As humans migrated and were forced to adapt their diets to local conditions, the new diets provoked changes in their digestive tracts and immune systems, necessary for them to first survive and later thrive in their new habitats. Different foods metabolized in a unique manner by each ABO blood group probably resulted in that blood group achieving a certain level of susceptibility (good or bad) to the endemic bacteria, viruses and parasites of the area.
This probably more than any other factor was what has influenced the modern day distribution of our blood group. It is fascinating to note that virtually all the major infectious diseases that ran so rampant throughout our pre-antibiotic history have ABO blood group preferences of one group or another.(2)
This results from the fact that many microbes possess ABO "blood types" of their own. It is perhaps useful to understand that the ABO blood group antigens are not unique to humans, although humans are the only species with all four variants. They are relatively simple sugars which arte abundantly found in nature.
A bacteria which for example possessed an antigen on its surface that mimicked the blood group A antigen would have a much easier time infecting a person who was group A, since that bacteria would more likely be considered "self" to the immune system of a blood group A person. Also microbes may adhere to the tissues of one ABO group in preference to another, by possessing specialized adhesion molecules for that particular blood group.(3)
The horrors of the Black Plague, which ran unchecked throughout Europe in the thirteenth and fourteenth centuries, is a perfect example. The Plague was a disease caused by bacterial infection and was almost certainly fatal to those who contracted it in the early years of its initial spread.
By the fifteenth century, however, fatalities were rare, although many people continued to contract the infection. In just two generations, traits were developed in the survivors that protected them from fatal infections. Since these traits were necessary to survival, they were then passed on and retained as a form of genetic memory.
The Black Plague is especially interesting from a perspective of the ABO blood groups, since Yersinia is a bacteria with a preference for individuals of specific ABO group, in this case, group O. (4,5)
The effects of ABO blood group on survival against most forms of epidemic illness is so distinct that a modern day map of the ABO blood group distribution in Europe closely parallels the locations of major epidemics, with higher densities of blood group A and lower frequencies of blood group O in areas historically known to have had long histories of repeated pandemics.

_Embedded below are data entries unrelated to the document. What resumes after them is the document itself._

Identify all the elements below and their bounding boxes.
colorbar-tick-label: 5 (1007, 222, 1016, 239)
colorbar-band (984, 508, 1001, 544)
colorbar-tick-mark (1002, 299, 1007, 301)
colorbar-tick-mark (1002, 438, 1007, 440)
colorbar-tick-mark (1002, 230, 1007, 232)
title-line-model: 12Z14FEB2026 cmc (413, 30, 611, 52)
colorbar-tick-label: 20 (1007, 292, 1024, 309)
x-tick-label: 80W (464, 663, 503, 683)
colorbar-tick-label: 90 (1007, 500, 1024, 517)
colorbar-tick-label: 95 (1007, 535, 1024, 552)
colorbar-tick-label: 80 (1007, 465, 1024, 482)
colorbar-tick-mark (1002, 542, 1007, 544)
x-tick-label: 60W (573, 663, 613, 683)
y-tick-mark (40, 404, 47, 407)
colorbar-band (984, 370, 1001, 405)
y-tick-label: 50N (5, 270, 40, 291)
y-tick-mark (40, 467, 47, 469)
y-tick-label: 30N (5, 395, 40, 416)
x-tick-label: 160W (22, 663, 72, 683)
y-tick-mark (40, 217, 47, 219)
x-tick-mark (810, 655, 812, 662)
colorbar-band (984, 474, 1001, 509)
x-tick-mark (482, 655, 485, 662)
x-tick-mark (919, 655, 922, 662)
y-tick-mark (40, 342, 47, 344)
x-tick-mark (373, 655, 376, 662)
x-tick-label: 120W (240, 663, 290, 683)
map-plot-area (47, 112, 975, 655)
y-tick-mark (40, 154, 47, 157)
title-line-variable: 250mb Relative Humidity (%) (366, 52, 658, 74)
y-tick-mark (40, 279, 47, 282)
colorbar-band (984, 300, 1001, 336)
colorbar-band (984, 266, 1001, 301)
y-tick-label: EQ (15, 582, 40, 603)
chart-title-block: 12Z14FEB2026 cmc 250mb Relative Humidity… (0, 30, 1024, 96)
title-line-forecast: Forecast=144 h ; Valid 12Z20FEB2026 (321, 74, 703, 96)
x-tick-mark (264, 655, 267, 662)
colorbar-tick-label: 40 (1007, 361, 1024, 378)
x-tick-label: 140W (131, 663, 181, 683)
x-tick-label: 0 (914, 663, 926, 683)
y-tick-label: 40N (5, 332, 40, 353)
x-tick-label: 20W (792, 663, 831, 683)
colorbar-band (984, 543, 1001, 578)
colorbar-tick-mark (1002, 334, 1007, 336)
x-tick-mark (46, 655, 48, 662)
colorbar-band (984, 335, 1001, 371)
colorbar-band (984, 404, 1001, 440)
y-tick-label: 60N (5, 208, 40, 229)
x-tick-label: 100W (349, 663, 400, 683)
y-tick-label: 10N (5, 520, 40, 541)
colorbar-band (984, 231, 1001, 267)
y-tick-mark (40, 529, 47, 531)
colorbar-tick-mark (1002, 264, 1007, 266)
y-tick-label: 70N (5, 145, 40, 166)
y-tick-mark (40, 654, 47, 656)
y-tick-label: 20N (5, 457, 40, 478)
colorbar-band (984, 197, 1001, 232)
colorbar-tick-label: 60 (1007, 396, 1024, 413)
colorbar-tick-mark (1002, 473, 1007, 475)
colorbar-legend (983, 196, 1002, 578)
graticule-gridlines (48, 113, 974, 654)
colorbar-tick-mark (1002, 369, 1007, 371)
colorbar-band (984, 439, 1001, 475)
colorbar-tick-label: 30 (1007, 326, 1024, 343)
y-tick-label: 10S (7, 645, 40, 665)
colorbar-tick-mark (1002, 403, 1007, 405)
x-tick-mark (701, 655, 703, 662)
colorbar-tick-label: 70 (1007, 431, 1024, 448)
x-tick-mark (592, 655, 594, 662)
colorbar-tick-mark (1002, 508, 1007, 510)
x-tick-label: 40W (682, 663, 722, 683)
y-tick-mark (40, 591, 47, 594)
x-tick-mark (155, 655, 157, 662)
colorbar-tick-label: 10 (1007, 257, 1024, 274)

On the other hand, in pre-urbanization days the survival advantage would have laid with blood group O as they are known to be more resistant to the flukes and worms that routinely parasitized these early humans, probably because they are the only blood group with antibodies against two other antigens, A and B.
These changes are reflected in the local success or failure of each of the blood groups, which appear to have each had a moment of pre-eminence at a critical juncture in our history.
The ascent of humans to the top of the food chain (the early advantage of blood group O), the change from hunter-gathering to a highly concentrated, urban environment and agriculturally-based diet (the ascent of blood group A), and the mingling and migration of the races from the African homeland to Europe and Asia (the opportunity for blood groups B and AB).